AutoInit: Automatic Initialization via Jacobian Tuning
This addresses the need for efficient and automatic initialization in deep learning, reducing reliance on trial-and-error or sub-optimal inherited methods, though it is incremental as it builds on existing initialization techniques.
The authors tackled the problem of finding good initialization for deep neural networks by introducing AutoInit, a cheap algorithm that automatically tunes hyperparameters to criticality using Jacobians between network blocks. The method achieved good performance on vision tasks with ResMLP and VGG architectures.
Good initialization is essential for training Deep Neural Networks (DNNs). Oftentimes such initialization is found through a trial and error approach, which has to be applied anew every time an architecture is substantially modified, or inherited from smaller size networks leading to sub-optimal initialization.

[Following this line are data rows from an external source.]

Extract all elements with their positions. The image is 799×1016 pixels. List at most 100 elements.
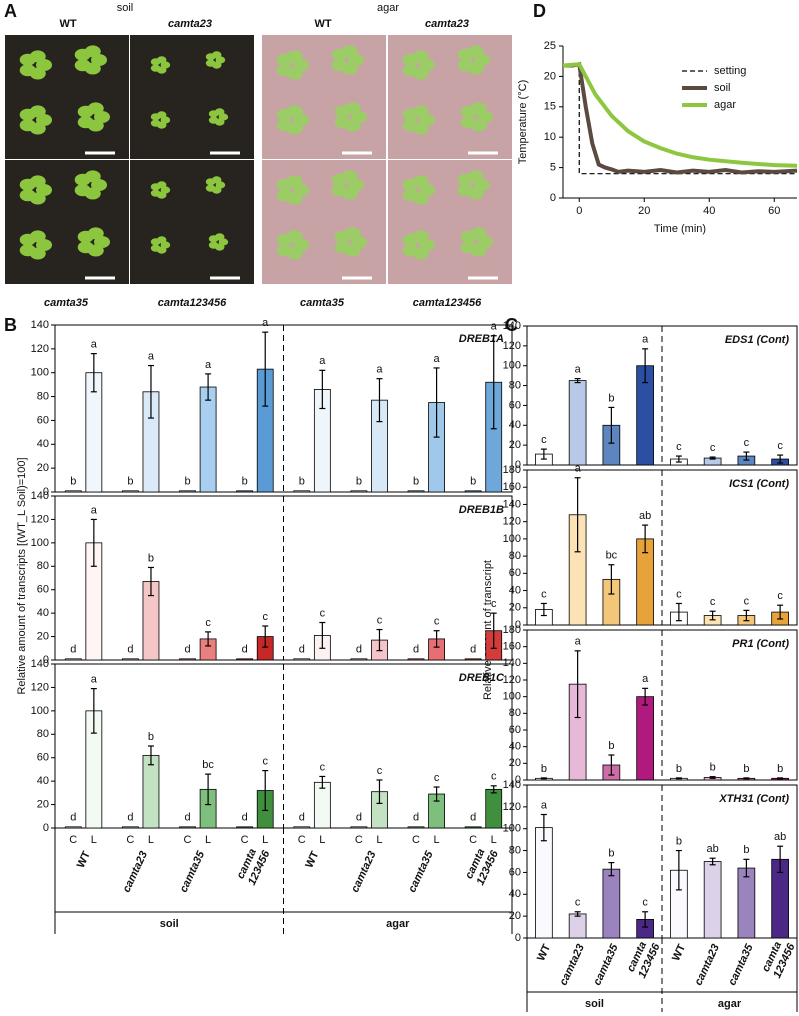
- significance-letter: d: [127, 644, 133, 656]
- bar: [350, 490, 368, 493]
- significance-letter: b: [676, 763, 682, 775]
- significance-letter: ab: [707, 843, 719, 855]
- significance-letter: c: [434, 616, 440, 628]
- y-tick-label: 100: [503, 360, 521, 372]
- y-tick-label: 60: [509, 724, 521, 736]
- bar-label: C: [184, 834, 192, 846]
- seedling-leaf: [77, 241, 94, 254]
- group-label: soil: [160, 918, 179, 930]
- significance-letter: d: [242, 644, 248, 656]
- significance-letter: c: [744, 437, 750, 449]
- group-label: agar: [386, 918, 410, 930]
- seedling-leaf: [87, 102, 104, 115]
- category-label: camta23: [692, 942, 721, 987]
- genotype-label: camta123456: [158, 297, 227, 309]
- seedling-leaf: [402, 119, 419, 132]
- significance-letter: b: [743, 844, 749, 856]
- bar-label: L: [376, 834, 382, 846]
- y-tick-label: 140: [503, 320, 521, 332]
- category-label: camta35: [406, 849, 436, 895]
- y-tick-label: 20: [37, 462, 49, 474]
- significance-letter: d: [470, 812, 476, 824]
- seedling-leaf: [205, 59, 216, 67]
- seedling-leaf: [412, 105, 429, 118]
- significance-letter: b: [184, 476, 190, 488]
- y-tick-label: 100: [503, 691, 521, 703]
- medium-label: soil: [117, 2, 134, 14]
- significance-letter: c: [710, 442, 716, 454]
- significance-letter: d: [470, 644, 476, 656]
- category-label: WT: [670, 942, 688, 963]
- significance-letter: d: [184, 812, 190, 824]
- x-tick-label: 40: [703, 205, 715, 217]
- category-label: camta35: [726, 942, 756, 988]
- seedling-leaf: [208, 116, 219, 124]
- seedling-leaf: [150, 244, 161, 252]
- y-tick-label: 120: [31, 343, 49, 355]
- bar: [293, 658, 311, 661]
- y-tick-label: 120: [503, 516, 521, 528]
- significance-letter: d: [413, 812, 419, 824]
- category-label: camta23: [557, 942, 586, 987]
- gene-title: DREB1C: [459, 672, 505, 684]
- seedling-leaf: [286, 50, 303, 63]
- seedling-leaf: [87, 227, 104, 240]
- bar: [142, 754, 160, 829]
- seedling-leaf: [19, 189, 36, 202]
- panel-letter: A: [4, 1, 17, 21]
- bar: [703, 861, 722, 939]
- seedling-leaf: [156, 236, 167, 244]
- significance-letter: a: [262, 317, 269, 329]
- seedling-leaf: [19, 244, 36, 257]
- seedling-leaf: [470, 102, 487, 115]
- y-tick-label: 40: [37, 607, 49, 619]
- seedling-leaf: [205, 184, 216, 192]
- bar: [64, 826, 82, 829]
- significance-letter: b: [299, 476, 305, 488]
- significance-letter: b: [541, 763, 547, 775]
- y-tick-label: 0: [43, 822, 49, 834]
- x-tick-label: 20: [638, 205, 650, 217]
- significance-letter: a: [91, 674, 98, 686]
- gene-title: DREB1A: [459, 333, 504, 345]
- significance-letter: c: [575, 897, 581, 909]
- seedling-leaf: [460, 241, 477, 254]
- significance-letter: d: [299, 812, 305, 824]
- category-label: WT: [75, 849, 93, 870]
- seedling-leaf: [74, 59, 91, 72]
- seedling-leaf: [276, 119, 293, 132]
- bar-label: C: [69, 834, 77, 846]
- seedling-leaf: [344, 227, 361, 240]
- y-tick-label: 80: [37, 560, 49, 572]
- seedling-leaf: [84, 170, 101, 183]
- seedling-leaf: [286, 230, 303, 243]
- y-tick-label: 0: [515, 459, 521, 471]
- bar: [737, 867, 756, 939]
- significance-letter: a: [575, 636, 582, 648]
- y-tick-label: 40: [509, 584, 521, 596]
- significance-letter: a: [642, 673, 649, 685]
- bar: [122, 826, 139, 829]
- bar-label: C: [126, 834, 134, 846]
- y-axis-label: Relative amount of transcript: [482, 560, 494, 700]
- y-tick-label: 0: [515, 619, 521, 631]
- photo: [130, 35, 254, 159]
- significance-letter: a: [148, 350, 155, 362]
- bar-label: L: [91, 834, 97, 846]
- bar-label: L: [434, 834, 440, 846]
- category-label: camta35: [178, 849, 208, 895]
- significance-letter: b: [148, 731, 154, 743]
- genotype-label: camta35: [300, 297, 345, 309]
- bar-label: L: [262, 834, 268, 846]
- significance-letter: c: [676, 441, 682, 453]
- genotype-label: camta123456: [413, 297, 482, 309]
- bar: [636, 696, 654, 781]
- seedling-leaf: [29, 50, 46, 63]
- bar-label: C: [241, 834, 249, 846]
- y-tick-label: 120: [31, 681, 49, 693]
- y-tick-label: 80: [509, 379, 521, 391]
- seedling-leaf: [460, 116, 477, 129]
- genotype-label: camta23: [168, 18, 212, 30]
- significance-letter: c: [205, 617, 211, 629]
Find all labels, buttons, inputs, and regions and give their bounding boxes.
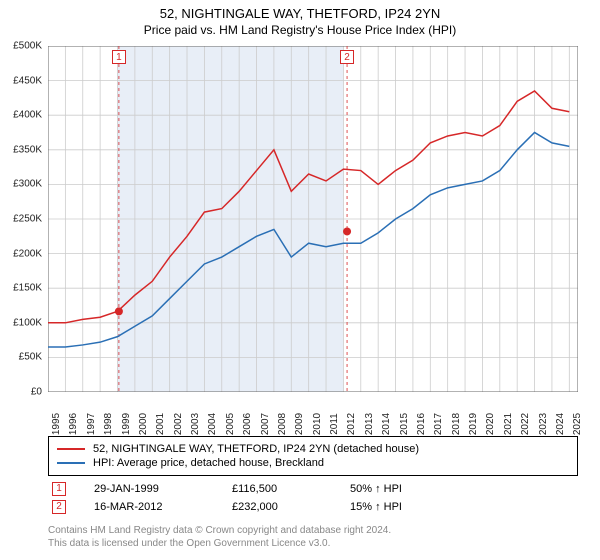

In this work we introduce a new and cheap algorithm, that allows one to find a good initialization automatically, for general feed-forward DNNs. The algorithm utilizes the Jacobian between adjacent network blocks to tune the network hyperparameters to criticality. We solve the dynamics of the algorithm for fully connected networks with ReLU and derive conditions for its convergence. We then extend the discussion to more general architectures with BatchNorm and residual connections. Finally, we apply our method to ResMLP and VGG architectures, where the automatic one-shot initialization found by our method shows good performance on vision tasks.